The Prime Minister recently declared that Britain has ‘too much regulation and too many regulators’ before the shock announcement to abolish the world’s biggest quango, NHS England. Since December, the Government has been fighting a war against red tape, which it believes is hindering economic growth. University Alliance, and I suspect most of the higher education sector, has some sympathy with the PM on this – at least when it comes to higher education regulation. I cannot remember a meeting in the past several years when the burden of regulation was not brought up as a key source of the sector’s woes.
We need to be clear here that regulating higher education is important. The recent Sunday Times coverage alleging serious fraud in the higher education franchised provision system is testament to that, and it is right that the government and the regulator continue to act robustly. The question, then, is less whether higher education needs regulating at all, but rather whether the right regulators are regulating the right activity in the right way. It should be perfectly possible to have a tough regulator that prevents fraud and acts in the student interest while also reducing duplication in the system and focusing in on the areas of highest risk.
The sheer volume of external regulatory demand placed upon our sector goes well beyond the well-documented teething problems with our fledgling regulator, the Office for Students (OfS). To outside observer Alex Usher of Canada’s Higher Education Strategy Associates, it appears extreme:
‘Canada has no REF, no TEF, no KEF. We have nothing resembling the Office for Students. External quality assurance, where it exists, is so light touch as to be basically invisible. This does not stop us from having four or five universities in the Global top 100, eight in the top 200, and twenty or so in the top 500.’
The volume of regulatory requirements is even higher for vocationally oriented and professionally accredited provision, which is the lifeblood of Alliance universities. In addition to the OfS, courses which provide access to the so-called ‘regulated professions’ are also overseen by a wide range of Professional, Statutory and Regulatory Bodies (PSRBs), each with their own requirements. PSRBs have wide authority over course content, assessment, and quality assurance, with formal reaccreditation required every three to six years on average.
In some cases, particularly in the sphere of healthcare education, multiple PSRBs can have some degree of authority over a single course. For example, an undergraduate degree course in Occupational Therapy must meet the requirements of the OfS, the Health and Care Professions Council (HCPC) and the Royal College of Occupational Therapists (RCOT). Often, these different processes and requirements overlap and duplicate one another.
If this seems excessive, it is nothing compared to the requirements imposed upon degree apprenticeships. Not only are they regulated by the OfS and likely PSRBs given their vocational nature, but they are also subject to the fiendishly complex funding assurance review procedure of the Education and Skills Funding Agency (ESFA) as well as in-person Ofsted inspections at least every 5 to 6 years that can take up to a week.
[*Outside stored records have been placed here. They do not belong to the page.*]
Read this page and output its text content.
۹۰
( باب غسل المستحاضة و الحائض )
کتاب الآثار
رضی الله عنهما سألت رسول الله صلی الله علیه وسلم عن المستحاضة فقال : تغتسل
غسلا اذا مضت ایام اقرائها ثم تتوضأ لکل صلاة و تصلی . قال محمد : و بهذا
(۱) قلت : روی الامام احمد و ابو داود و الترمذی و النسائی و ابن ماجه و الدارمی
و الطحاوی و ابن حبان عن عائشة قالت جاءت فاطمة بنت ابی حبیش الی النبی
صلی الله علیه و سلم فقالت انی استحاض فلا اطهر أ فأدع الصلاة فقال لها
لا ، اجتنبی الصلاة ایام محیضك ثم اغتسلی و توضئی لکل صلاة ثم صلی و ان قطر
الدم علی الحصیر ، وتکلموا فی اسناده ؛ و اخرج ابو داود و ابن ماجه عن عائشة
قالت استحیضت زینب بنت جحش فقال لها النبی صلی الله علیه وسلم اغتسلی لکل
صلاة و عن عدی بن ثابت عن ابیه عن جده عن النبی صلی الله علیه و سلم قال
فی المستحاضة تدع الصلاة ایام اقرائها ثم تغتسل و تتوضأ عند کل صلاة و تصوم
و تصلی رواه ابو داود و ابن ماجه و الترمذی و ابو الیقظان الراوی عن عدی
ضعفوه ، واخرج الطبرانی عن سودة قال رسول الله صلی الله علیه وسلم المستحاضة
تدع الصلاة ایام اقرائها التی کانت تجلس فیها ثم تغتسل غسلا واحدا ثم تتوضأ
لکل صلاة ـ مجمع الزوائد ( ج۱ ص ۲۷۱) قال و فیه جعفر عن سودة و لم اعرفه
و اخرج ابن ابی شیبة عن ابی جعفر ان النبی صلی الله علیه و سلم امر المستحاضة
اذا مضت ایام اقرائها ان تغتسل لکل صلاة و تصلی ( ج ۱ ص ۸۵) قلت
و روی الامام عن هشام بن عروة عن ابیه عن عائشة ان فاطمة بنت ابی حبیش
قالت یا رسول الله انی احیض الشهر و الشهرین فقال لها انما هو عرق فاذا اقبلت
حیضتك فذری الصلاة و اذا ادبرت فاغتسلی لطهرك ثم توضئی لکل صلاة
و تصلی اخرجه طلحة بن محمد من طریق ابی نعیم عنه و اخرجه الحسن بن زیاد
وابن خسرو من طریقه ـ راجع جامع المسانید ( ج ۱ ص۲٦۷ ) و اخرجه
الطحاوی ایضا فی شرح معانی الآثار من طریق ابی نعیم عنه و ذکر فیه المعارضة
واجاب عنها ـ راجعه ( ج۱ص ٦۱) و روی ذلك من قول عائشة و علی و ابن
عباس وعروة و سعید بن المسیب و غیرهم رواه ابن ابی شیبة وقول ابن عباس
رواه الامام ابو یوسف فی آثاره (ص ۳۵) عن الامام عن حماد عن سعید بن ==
A recent UA report on healthcare apprenticeships found that this means they are more expensive to deliver than traditional degrees.
The problem of regulatory burden in higher education has been continually flagged by sector bodies and by the House of Lords Industry and Regulators Committee, which called for a Higher Education Data Reduction Taskforce. Despite this, the issue has been mostly ignored by policymakers, bar a few small initiatives. It does not feature in any of the Government’s higher education reform priorities, although the Education Secretary is asking universities to become more efficient and the OfS expects them to take ‘rapid and decisive action’ to avoid going bust.
With 72% of higher education providers facing potential deficit by 2025/26, it is a mystery why the higher education sector – an acknowledged engine of economic growth – appears to have been left out in the cold while this unexpected reprise of the bonfire of the quangos is being lit. To our knowledge, neither the PM nor the Chancellor have called on higher education sector regulators to demand a cut in the cost and burden of regulation as they have done for others.
Universities are rightfully subject to robust regulation, but the current regime is disproportionate, diverting dwindling resources away from teaching, student services and research. In the absence of more funding, cutting the cost and burden of regulation would go a long way. The establishment of Skills England, with its convening power and wide-angle, long-focus lens, should be used meaningfully to cut bureaucracy for degree apprenticeships while maintaining quality. Responsibility for monitoring the quality of degree apprenticeships should be given back to the OfS rather than Ofsted, and the ESFA audit process should be simplified. The OfS should also make a public commitment to cut the cost and burden of its regulation and work more closely with other sector regulators and PSRBs to avoid overlap and duplication.
At a time when the Chancellor has urged ‘every regulator, no matter what sector’ to enact a ‘cultural shift’ and tear down the regulatory barriers that are holding back growth, cutting the cost of regulation in higher education should be a top priority.